In one case that enraged journalists and others around the world, at least one IDF member sent 19-year-old Palestinian reporter Hassan Hamad text messages threatening him and his family if he did not stop documenting Israel's assault on Gaza, which has left more than 152,000 Palestinians dead, maimed, or missing, millions more starved or sickened, and much of the territory in ruins.
Hamad refused. Earlier this month, Israeli forces assassinated him in a drone strike on his home in the Jabalia refugee camp.
U.S. citizens working in media have also been harmed by Israeli forces while on the job in Gaza and Lebanon, where IDF bombardment and invasion have killed and wounded thousands of people.

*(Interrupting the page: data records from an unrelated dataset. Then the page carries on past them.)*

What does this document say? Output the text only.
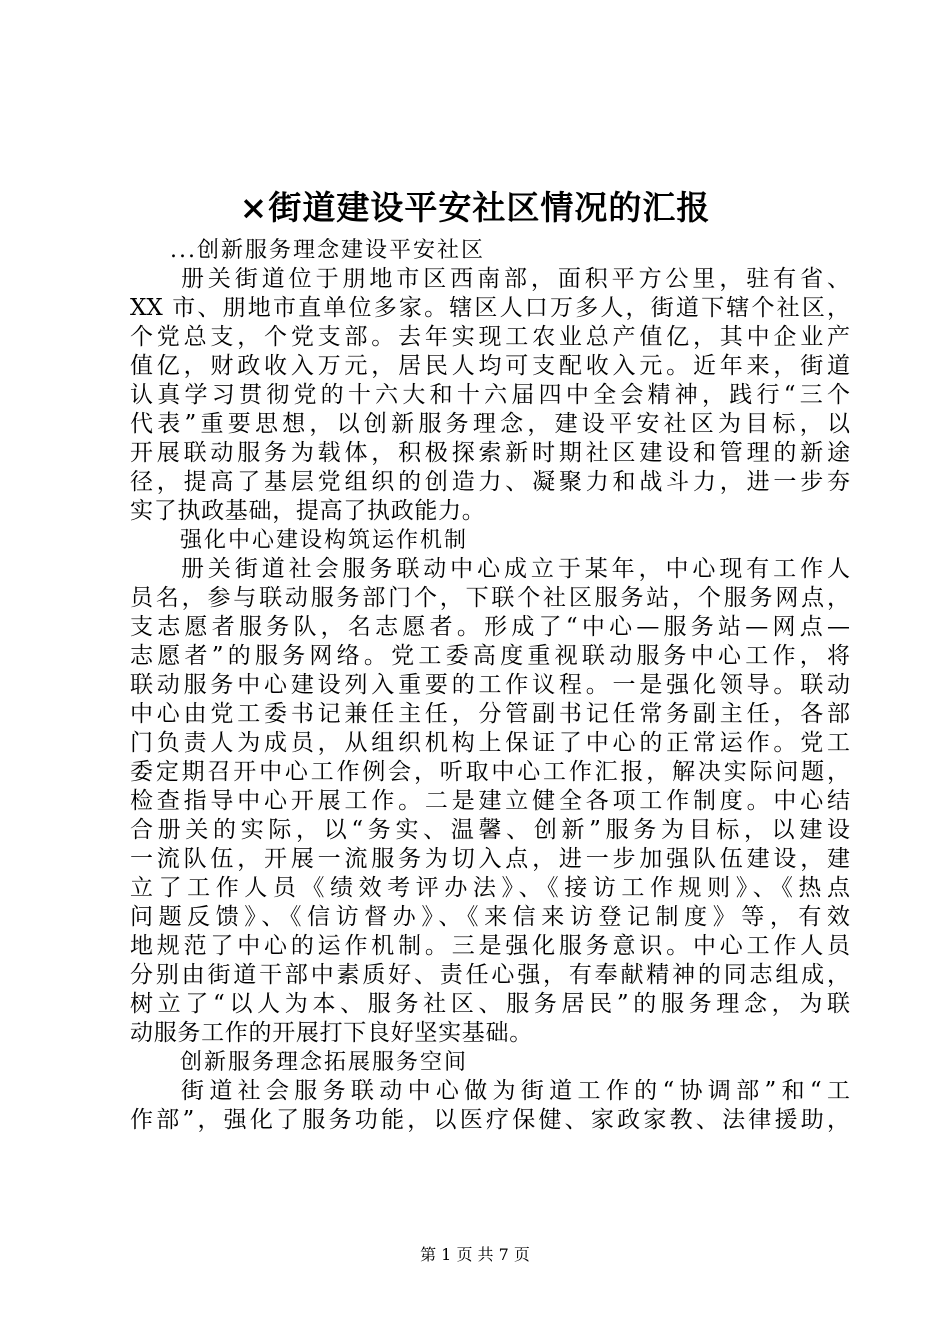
×街道建设平安社区情况的汇报
...创新服务理念建设平安社区
册关街道位于朋地市区西南部，面积平方公里，驻有省、
XX 市、朋地市直单位多家。辖区人口万多人，街道下辖个社区，
个党总支，个党支部。去年实现工农业总产值亿，其中企业产
值亿，财政收入万元，居民人均可支配收入元。近年来，街道
认真学习贯彻党的十六大和十六届四中全会精神，践行“三个
代表”重要思想，以创新服务理念，建设平安社区为目标，以
开展联动服务为载体，积极探索新时期社区建设和管理的新途
径，提高了基层党组织的创造力、凝聚力和战斗力，进一步夯
实了执政基础，提高了执政能力。
强化中心建设构筑运作机制
册关街道社会服务联动中心成立于某年，中心现有工作人
员名，参与联动服务部门个，下联个社区服务站，个服务网点，
支志愿者服务队，名志愿者。形成了“中心—服务站—网点—
志愿者”的服务网络。党工委高度重视联动服务中心工作，将
联动服务中心建设列入重要的工作议程。一是强化领导。联动
中心由党工委书记兼任主任，分管副书记任常务副主任，各部
门负责人为成员，从组织机构上保证了中心的正常运作。党工
委定期召开中心工作例会，听取中心工作汇报，解决实际问题，
检查指导中心开展工作。二是建立健全各项工作制度。中心结
合册关的实际，以“务实、温馨、创新”服务为目标，以建设
一流队伍，开展一流服务为切入点，进一步加强队伍建设，建
立了工作人员《绩效考评办法》、《接访工作规则》、《热点
问题反馈》、《信访督办》、《来信来访登记制度》等，有效
地规范了中心的运作机制。三是强化服务意识。中心工作人员
分别由街道干部中素质好、责任心强，有奉献精神的同志组成，
树立了“以人为本、服务社区、服务居民”的服务理念，为联
动服务工作的开展打下良好坚实基础。
创新服务理念拓展服务空间
街道社会服务联动中心做为街道工作的“协调部”和“工
作部”，强化了服务功能，以医疗保健、家政家教、法律援助，
第 1 页 共 7 页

On Tuesday, a dozen members of U.S. Congress led by Sen. Bernie Sanders (I-Vt.) urged the Biden administration—which supports Israeli with billions of dollars in military aid and diplomatic cover—to investigate Israeli attacks on journalists including Dylan Collins, who was with a group of six other reporters covering cross-border clashes between Israel and Hezbollah in southern Lebanon when an IDF tank opened fire on their position despite their clear identification as press. Collins and five others were injured, and Lebanese Reuters journalist Issam Abdallah was killed.
Israel's targeting of American journalists predates the current war and includes the 2022 killing of renowned Palestinian American Al Jazeera reporter Shireen Abu Akleh. Multiple probes have concluded Abu Akleh was deliberately targeted by an IDF sniper as she was covering a raid on the Jenin refugee camp in the illegally occupied West Bank.